Pero hay una capa todavía más incómoda en esto, que casi nunca se nombra en voz alta. ¿Qué pasaría cuando la compañía que se desea no encaja con lo que la iglesia propone como legítimo? Porque no toda “soledad sacerdotal” se resolvería con un matrimonio heterosexual. Hay deseos de vínculo que no encuentran cauce reconocido: relaciones prematrimoniales, infidelidades, vínculos afectivos paralelos y también relaciones homosexuales.

Entonces la pregunta se vuelve aún más honda. Si se elimina el celibato obligatorio: ¿qué tipo de relaciones se estarían habilitando realmente? Digo esto porque creo que pensar que el problema es solo “normativo”, es muy ingenuo. Sería desconocer las dinámicas de relación del ser humano.  El tema en juego aquí es antropológico. Teresa de Jesús, ya en el siglo XVI, decía “¿qué tales habemos de ser?” (C4,1). No ¿qué tenemos que hacer? Porque hacer se pueden hacer muchas cosas, pero si no formamos y transformamos nuestro ser, nuestro “ser en relación” con los demás, da igual lo que hagamos y las normas que pongamos.

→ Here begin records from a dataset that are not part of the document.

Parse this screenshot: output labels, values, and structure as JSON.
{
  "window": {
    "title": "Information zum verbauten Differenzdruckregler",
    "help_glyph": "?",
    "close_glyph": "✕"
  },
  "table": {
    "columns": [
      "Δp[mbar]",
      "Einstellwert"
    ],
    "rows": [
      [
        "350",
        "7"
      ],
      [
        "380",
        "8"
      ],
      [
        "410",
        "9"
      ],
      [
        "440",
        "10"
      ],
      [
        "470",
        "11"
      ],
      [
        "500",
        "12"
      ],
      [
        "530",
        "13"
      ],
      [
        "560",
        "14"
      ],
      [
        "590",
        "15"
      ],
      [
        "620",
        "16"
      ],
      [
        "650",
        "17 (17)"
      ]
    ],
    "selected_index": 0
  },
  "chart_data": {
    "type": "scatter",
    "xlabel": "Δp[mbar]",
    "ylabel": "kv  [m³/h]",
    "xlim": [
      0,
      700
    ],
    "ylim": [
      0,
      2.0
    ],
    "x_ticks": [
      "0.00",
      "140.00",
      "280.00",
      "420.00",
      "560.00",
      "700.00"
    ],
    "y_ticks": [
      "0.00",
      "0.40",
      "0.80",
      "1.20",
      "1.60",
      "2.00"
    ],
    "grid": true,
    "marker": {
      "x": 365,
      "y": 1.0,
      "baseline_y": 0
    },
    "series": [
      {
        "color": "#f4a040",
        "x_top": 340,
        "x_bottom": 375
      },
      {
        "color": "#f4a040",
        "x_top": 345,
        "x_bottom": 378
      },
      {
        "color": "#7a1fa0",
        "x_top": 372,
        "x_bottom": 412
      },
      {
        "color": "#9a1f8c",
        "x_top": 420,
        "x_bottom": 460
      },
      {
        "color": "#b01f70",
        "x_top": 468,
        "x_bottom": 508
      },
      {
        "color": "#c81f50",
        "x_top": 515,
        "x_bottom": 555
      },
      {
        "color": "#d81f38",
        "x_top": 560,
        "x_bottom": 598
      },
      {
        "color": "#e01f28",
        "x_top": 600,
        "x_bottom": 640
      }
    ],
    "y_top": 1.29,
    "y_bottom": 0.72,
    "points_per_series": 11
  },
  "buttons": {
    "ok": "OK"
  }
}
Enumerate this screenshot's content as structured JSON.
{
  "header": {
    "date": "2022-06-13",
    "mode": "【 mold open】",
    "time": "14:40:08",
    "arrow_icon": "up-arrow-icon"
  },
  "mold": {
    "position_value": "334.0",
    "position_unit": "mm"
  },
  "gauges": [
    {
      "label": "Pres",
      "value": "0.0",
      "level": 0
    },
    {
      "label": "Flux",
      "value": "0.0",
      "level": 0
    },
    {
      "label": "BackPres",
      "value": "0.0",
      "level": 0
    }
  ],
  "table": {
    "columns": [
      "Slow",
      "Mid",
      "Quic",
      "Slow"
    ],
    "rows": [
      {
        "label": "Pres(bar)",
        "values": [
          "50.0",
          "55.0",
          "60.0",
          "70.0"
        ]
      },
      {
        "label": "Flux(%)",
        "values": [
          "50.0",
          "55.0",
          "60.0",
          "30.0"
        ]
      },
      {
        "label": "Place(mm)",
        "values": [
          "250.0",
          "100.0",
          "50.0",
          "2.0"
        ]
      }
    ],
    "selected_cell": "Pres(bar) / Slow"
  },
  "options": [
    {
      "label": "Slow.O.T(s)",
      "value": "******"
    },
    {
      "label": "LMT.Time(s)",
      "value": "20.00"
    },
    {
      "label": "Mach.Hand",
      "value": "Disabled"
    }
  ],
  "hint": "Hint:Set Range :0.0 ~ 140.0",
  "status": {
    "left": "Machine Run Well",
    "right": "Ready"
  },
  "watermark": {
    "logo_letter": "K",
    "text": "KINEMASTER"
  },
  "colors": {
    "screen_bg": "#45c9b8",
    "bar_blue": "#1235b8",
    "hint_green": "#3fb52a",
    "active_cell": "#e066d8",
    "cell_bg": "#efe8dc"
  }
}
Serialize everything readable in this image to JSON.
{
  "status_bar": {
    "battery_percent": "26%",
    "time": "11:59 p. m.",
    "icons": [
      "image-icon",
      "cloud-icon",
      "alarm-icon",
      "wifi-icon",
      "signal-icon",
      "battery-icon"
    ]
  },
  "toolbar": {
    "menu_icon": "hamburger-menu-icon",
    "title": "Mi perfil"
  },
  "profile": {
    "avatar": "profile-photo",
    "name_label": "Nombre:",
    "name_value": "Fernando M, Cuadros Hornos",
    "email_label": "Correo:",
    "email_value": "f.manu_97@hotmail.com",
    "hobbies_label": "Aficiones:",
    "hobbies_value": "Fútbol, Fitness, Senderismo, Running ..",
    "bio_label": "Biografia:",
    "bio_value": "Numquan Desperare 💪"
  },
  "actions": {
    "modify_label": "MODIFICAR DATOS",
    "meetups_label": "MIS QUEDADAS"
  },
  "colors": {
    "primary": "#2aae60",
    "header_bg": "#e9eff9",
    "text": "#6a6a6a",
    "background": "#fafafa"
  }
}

Creo que al final no es,  qué “norma” cambiar, porque “hecha la ley, hecha la trampa” si la persona quiere,  sino qué ser humano estamos presuponiendo. Mientras sigamos creyendo que el cambio externo —casarse, no casarse, permitir o prohibir— resolverá lo que en realidad es una falta de integración interior, seguiremos moviendo las piezas sin tocar el tablero.

No se trata de justificarlo todo ni de bendecir cualquier vínculo. Se trata de generar un pensamiento más adulto sobre la condición humana: uno que no idealice, no niegue y no infantilice. Tampoco de endurecer normas para contener lo que no sabemos acompañar. Porque nadie —tampoco un sacerdote— está hecho para sostener solo una vida exigente sin vínculos que humanicen, confronten y cuiden.

Quizás ha llegado el momento de aceptar que el debate sobre el celibato no nos incomoda tanto por la norma en sí, sino porque nos obliga a mirar de frente algo más exigente: ¿qué tipo de personas estamos formando y sosteniendo como sociedad y como Iglesia? Tal vez el cristianismo no ofrezca primero una norma, sino una buena noticia: que es posible vivir el deseo y la fragilidad sin quedar atrapados en la mentira, porque existe una forma de vincularse que sana, unifica y devuelve dignidad al ser humano. La pregunta es si estamos dispuestos a dejarnos convertir por ella. El modo en que nos atrevamos -o no- a sostener esa pregunta, dirá mucho de nuestra madurez humana, relacional y, por supuesto, espiritual.